Alfalfa, North America’s fourth largest crop (used for animal feed), has no practical need for Roundup® herbicide tolerance. But this technology would quickly pollute all alfalfa by wind pollination.
Salmon that grow much faster and larger have been developed in PEI. A US company now wants to raise these engineered fish in Panama.
Apples resistant to browning are being developed in BC. But chefs know that the Cortland variety (first bred from Ontario’s McIntosh in 1898) remains sufficiently resistant to browning.
Since these are all reproducing life-forms, their release into the environment is permanent. As we can expect to learn about unforeseen problems these novel life-forms cause to the environment or in our bodies, these “solutions” can never be returned to the lab.
Comments on Chicken Quota
There has been considerable response to last month’s article on Sustain Ontario’s campaign for a Third Option for raising chicken. Currently, a farmer can:
transfer the right (quota) to raise 90,000 birds per year from another farmer for a usual cost in excess of $1.5 million;
or raise a maximum of 300 birds for $0. But these must be slaughtered in a registered abattoir, and then may only be sold at the farm-gate.
There needs to be an intermediate third option.
Many readers had not been aware of why they had to drive to a farm to obtain a chicken with the scrumptious flavours they remember from decades ago.
I received comments from Northern Ontario where many people know exactly why they can only obtain bland caged chickens from Southern Ontario. For them, it has nothing to do with the size of the quota. No one can make use of any quota because there are no longer any abattoirs between Sault Ste. Marie and the Manitoba border. (This has nothing to do with their climate; it has everything to do with them being treated as a hinterland.)

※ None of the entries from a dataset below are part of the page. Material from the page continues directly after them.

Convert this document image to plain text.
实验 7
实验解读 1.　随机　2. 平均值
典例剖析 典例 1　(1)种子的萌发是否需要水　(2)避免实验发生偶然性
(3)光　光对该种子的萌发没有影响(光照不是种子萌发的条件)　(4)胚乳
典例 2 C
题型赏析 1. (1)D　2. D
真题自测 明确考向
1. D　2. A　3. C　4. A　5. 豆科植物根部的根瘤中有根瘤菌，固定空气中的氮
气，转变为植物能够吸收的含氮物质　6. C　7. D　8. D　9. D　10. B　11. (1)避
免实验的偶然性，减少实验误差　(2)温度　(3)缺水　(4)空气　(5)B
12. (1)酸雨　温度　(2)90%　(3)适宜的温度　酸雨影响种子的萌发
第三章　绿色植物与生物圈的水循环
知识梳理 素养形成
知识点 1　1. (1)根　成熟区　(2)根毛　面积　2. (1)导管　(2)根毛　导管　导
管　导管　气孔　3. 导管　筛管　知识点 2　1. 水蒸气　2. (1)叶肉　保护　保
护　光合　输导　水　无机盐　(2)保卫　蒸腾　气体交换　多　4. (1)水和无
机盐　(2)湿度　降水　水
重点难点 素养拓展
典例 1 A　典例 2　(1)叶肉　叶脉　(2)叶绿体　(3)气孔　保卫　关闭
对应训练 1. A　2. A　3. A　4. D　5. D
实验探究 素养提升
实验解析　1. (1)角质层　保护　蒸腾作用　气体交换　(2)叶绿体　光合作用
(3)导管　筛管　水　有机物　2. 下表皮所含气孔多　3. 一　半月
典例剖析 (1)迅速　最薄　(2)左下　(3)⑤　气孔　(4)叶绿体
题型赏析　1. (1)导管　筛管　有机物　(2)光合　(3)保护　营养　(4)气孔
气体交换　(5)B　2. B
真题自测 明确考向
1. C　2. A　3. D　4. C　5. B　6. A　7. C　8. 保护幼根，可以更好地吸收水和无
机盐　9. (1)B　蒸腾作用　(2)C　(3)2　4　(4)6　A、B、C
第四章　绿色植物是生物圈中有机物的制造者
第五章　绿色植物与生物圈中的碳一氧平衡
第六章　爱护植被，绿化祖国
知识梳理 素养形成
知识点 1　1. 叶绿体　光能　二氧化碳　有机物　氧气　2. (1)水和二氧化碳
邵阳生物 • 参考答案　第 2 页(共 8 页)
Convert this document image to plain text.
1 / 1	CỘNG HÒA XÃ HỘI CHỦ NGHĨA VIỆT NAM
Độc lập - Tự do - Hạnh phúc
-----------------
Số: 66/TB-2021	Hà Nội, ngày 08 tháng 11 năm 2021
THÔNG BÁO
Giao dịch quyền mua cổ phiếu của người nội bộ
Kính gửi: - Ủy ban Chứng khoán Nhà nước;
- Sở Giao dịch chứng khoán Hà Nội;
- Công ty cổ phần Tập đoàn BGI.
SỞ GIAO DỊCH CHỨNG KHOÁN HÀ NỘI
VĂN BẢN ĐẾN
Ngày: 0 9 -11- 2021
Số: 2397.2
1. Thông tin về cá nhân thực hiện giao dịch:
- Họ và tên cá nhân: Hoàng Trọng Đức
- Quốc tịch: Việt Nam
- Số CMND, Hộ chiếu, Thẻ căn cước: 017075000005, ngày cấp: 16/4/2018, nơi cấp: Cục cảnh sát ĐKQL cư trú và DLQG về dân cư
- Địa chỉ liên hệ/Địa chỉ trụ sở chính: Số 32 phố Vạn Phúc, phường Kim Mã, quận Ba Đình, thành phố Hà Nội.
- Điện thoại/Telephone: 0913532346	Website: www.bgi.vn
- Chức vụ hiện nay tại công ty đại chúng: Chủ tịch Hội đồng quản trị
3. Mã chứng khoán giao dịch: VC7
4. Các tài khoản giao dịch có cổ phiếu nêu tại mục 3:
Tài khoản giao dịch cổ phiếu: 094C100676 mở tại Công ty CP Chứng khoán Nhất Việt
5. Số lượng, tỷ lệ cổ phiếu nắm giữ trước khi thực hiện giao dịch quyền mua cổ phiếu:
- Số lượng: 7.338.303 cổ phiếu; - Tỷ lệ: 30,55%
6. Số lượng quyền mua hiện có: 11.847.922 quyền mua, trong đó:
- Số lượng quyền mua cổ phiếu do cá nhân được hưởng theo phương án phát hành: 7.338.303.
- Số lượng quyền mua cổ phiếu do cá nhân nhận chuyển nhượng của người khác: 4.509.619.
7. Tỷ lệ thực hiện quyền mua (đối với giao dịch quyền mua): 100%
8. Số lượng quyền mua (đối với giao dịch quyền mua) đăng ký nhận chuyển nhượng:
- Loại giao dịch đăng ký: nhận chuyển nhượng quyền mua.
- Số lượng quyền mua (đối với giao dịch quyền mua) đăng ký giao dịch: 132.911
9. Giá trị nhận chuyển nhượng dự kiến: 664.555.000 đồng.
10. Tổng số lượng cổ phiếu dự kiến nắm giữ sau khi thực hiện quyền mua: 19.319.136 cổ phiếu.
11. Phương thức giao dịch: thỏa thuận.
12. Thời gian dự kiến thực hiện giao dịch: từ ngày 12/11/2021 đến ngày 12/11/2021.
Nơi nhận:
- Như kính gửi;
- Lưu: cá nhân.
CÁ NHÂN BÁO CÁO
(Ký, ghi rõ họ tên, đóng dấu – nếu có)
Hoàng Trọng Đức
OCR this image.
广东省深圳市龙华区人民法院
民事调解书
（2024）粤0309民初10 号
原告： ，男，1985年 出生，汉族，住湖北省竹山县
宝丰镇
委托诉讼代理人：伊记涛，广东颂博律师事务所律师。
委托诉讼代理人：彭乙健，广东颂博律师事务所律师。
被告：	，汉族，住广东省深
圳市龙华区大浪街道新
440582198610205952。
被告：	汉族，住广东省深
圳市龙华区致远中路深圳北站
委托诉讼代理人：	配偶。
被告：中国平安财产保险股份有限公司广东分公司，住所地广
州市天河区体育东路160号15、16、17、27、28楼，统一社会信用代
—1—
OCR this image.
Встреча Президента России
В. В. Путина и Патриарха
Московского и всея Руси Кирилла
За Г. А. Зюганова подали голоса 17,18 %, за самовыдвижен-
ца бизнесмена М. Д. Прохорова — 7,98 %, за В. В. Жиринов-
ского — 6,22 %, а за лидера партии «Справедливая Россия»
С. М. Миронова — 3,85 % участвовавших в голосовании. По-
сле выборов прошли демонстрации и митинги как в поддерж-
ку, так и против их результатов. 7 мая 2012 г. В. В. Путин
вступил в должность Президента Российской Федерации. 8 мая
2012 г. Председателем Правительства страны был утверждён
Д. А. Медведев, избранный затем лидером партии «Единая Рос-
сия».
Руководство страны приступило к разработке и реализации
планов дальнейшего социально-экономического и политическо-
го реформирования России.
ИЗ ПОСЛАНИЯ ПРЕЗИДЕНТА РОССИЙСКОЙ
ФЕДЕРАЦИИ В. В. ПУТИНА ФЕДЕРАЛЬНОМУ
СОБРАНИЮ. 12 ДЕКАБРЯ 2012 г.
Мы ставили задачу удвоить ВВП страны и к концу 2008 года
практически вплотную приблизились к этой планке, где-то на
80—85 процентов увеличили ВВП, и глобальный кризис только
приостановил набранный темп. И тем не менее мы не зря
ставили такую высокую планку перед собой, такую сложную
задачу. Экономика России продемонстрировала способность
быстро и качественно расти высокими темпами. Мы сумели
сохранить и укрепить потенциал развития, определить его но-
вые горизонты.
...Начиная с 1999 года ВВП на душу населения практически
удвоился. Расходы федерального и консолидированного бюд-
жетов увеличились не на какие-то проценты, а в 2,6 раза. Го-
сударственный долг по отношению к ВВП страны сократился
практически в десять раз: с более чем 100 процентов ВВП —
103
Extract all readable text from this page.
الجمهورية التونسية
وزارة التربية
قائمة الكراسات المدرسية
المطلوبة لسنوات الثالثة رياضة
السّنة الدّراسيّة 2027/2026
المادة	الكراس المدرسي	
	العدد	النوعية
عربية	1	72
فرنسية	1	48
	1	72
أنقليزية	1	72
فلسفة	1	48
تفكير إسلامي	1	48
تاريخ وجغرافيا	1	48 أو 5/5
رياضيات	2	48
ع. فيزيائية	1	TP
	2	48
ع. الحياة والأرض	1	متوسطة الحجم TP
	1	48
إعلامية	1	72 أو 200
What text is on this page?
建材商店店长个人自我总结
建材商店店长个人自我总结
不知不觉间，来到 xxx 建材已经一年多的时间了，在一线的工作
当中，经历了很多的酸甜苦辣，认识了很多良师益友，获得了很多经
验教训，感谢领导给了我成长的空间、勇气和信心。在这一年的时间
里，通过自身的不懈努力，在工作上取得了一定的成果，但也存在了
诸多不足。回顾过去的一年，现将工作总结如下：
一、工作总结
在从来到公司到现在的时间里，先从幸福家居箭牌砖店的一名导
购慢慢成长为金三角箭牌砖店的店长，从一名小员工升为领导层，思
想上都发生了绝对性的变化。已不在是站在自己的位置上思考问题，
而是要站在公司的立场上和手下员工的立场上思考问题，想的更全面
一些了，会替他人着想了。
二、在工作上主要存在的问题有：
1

I also received a comment from Cathy McGregor Smith who is one of a few farmers to obtain an intermediate quota issued by Chicken Farmers of Ontario (CFO). They purchased this in 2004 and, “It is one of the best decisions we ever made.” CFO does have a new (2012) New Entrant Program whereby new farmers may purchase a full quota over a 15-year period. But this only creates another bland mono-crop farm.
As farmers around the world know so well, chickens for both eggs and meat are very well adapted for a mixed farm. And so are dairy cows for milk and cheese. Currently, the only readily available alternative to bland
is a policy for cheese. If a committee of bureaucrats deems that a cheese doesn’t taste like any other Canadian cheese, the maker need not pay for quota. Might a similar policy work with chicken? eggs? or milk?